Dependency creates exposure
One of the clearest themes in the report is the risk created by geographical concentration of facilities. For many businesses, manufacturing remains heavily centred on China, Europe, and the UK, with limited diversification beyond these regions.

Warehousing shows a similar pattern, with a significant proportion (38%) of respondents operating a single UK warehouse, and many (43%) claiming no other site could fulfil dispatches if their primary warehouse went out of action.
In many cases, supply chains have been built for efficiency and cost control, but concentrated networks leave less room to manoeuvre when disruption hits. If production is tied to a small number of regions, or stock and fulfilment are dependent on a limited warehouse footprint, the operational and financial impact of disruption can escalate quickly.
This is also why the nearshoring versus offshoring debate needs to be considered under a more practical lens. Nearshoring can improve responsiveness and reduce lead times, but it can also bring higher costs and capacity constraints. Offshoring still offers scale, cost advantages, and access to specialist capability, but it carries greater exposure to geopolitical and logistical shocks.

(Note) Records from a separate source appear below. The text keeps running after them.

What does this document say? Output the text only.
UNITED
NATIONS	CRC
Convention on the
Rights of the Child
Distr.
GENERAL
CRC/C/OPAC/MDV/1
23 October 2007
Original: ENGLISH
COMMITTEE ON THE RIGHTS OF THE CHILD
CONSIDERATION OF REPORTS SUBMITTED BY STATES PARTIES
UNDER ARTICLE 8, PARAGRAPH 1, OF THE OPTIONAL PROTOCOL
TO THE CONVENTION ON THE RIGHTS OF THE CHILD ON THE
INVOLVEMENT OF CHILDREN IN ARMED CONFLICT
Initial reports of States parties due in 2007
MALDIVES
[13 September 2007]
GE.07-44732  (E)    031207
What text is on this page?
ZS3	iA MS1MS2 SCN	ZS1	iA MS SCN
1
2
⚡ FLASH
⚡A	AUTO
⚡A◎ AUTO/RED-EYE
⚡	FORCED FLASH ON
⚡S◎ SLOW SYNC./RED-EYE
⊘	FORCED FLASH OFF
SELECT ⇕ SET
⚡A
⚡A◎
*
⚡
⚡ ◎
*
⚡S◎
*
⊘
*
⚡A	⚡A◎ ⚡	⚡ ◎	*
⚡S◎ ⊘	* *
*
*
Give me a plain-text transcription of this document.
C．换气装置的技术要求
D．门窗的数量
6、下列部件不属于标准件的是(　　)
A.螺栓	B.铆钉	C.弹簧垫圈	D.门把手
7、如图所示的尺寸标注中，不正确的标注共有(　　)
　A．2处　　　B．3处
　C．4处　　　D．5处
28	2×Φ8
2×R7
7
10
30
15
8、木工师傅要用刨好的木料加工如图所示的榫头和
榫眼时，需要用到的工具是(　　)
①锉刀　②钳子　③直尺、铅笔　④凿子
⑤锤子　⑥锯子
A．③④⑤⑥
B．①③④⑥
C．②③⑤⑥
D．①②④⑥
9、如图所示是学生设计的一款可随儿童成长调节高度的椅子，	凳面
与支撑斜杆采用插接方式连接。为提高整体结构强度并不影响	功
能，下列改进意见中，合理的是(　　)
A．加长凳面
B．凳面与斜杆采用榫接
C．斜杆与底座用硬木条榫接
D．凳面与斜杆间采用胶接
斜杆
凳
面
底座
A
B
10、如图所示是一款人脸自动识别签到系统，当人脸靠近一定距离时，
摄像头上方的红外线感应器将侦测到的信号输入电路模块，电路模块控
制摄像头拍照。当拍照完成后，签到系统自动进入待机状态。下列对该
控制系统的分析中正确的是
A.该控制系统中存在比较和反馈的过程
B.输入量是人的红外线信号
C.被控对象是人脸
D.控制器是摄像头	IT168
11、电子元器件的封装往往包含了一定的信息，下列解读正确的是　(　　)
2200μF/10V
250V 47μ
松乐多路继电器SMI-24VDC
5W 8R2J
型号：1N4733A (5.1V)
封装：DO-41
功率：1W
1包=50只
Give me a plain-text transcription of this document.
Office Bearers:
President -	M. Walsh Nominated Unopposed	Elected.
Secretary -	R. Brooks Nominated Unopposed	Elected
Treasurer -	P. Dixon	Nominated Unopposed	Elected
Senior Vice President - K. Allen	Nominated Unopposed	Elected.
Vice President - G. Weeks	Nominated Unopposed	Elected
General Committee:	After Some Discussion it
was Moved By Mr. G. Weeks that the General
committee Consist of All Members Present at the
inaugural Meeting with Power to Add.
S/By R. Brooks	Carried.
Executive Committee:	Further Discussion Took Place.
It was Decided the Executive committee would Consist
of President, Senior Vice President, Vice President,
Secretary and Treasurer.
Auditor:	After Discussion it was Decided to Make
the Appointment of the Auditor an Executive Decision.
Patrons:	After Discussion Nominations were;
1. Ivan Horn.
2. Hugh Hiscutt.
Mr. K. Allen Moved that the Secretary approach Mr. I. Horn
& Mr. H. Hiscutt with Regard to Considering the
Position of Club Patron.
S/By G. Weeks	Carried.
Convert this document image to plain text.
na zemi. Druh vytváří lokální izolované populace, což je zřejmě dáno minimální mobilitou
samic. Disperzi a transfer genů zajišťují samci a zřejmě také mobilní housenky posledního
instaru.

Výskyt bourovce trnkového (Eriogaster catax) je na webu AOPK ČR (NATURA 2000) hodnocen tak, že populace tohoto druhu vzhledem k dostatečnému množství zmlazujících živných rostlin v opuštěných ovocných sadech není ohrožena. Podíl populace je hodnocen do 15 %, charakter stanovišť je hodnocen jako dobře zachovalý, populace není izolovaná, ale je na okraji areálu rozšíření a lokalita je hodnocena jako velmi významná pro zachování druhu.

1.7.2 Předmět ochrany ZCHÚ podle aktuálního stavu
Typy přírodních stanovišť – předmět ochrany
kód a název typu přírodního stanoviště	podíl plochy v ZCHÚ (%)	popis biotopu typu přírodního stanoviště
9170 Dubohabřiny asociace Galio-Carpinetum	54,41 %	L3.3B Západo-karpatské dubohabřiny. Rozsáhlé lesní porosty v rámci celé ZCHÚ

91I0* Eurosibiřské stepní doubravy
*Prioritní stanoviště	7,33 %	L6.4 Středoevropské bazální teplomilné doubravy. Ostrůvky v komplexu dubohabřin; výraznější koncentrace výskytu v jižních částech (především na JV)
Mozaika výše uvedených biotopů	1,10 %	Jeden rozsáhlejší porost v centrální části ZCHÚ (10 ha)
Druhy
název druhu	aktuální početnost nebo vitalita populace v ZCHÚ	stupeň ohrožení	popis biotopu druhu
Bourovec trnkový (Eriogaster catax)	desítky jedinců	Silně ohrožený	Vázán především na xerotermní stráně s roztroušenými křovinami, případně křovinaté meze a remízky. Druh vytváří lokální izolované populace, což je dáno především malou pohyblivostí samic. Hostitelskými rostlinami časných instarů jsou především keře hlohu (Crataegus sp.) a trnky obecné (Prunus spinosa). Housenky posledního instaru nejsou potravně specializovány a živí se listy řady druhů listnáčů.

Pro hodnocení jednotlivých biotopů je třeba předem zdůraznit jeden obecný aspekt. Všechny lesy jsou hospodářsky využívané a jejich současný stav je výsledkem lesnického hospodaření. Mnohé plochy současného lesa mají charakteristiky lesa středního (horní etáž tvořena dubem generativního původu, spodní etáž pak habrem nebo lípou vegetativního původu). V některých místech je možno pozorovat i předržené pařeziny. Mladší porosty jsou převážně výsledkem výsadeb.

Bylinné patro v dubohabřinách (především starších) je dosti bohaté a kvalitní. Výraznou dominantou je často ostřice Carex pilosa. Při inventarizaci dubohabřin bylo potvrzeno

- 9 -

For many businesses, the answer is likely to be a more balanced model that spreads risk without losing sight of commercial reality.

Customer concentration matters too
The report also highlights that businesses should be looking at both demand and supply dependencies when assessing resilience.
Nearly half (47%) of businesses surveyed generate more than half of their sales from their top three customers. Therefore, if disruption impacts specific customers, causing them to pull their orders, the commercial consequences can quickly become disastrous.
This serves as an important reminder that resilience planning needs to go beyond suppliers and sourcing. It also has to reflect how exposed a business may be if a key customer relationship comes under pressure at the wrong moment.
From awareness to action
Most supply chain leaders know that disruption is, paradoxically, now a permanent feature of the landscape; the challenge is turning that awareness into practical capability. That means looking hard at the full risk picture across suppliers, systems, warehousing, transport, and customer concentration. It also means challenging assumptions before real-world events do it for you.
The organisations that close the gap between intent and action will be in a much stronger position to withstand disruption and protect performance over the long term.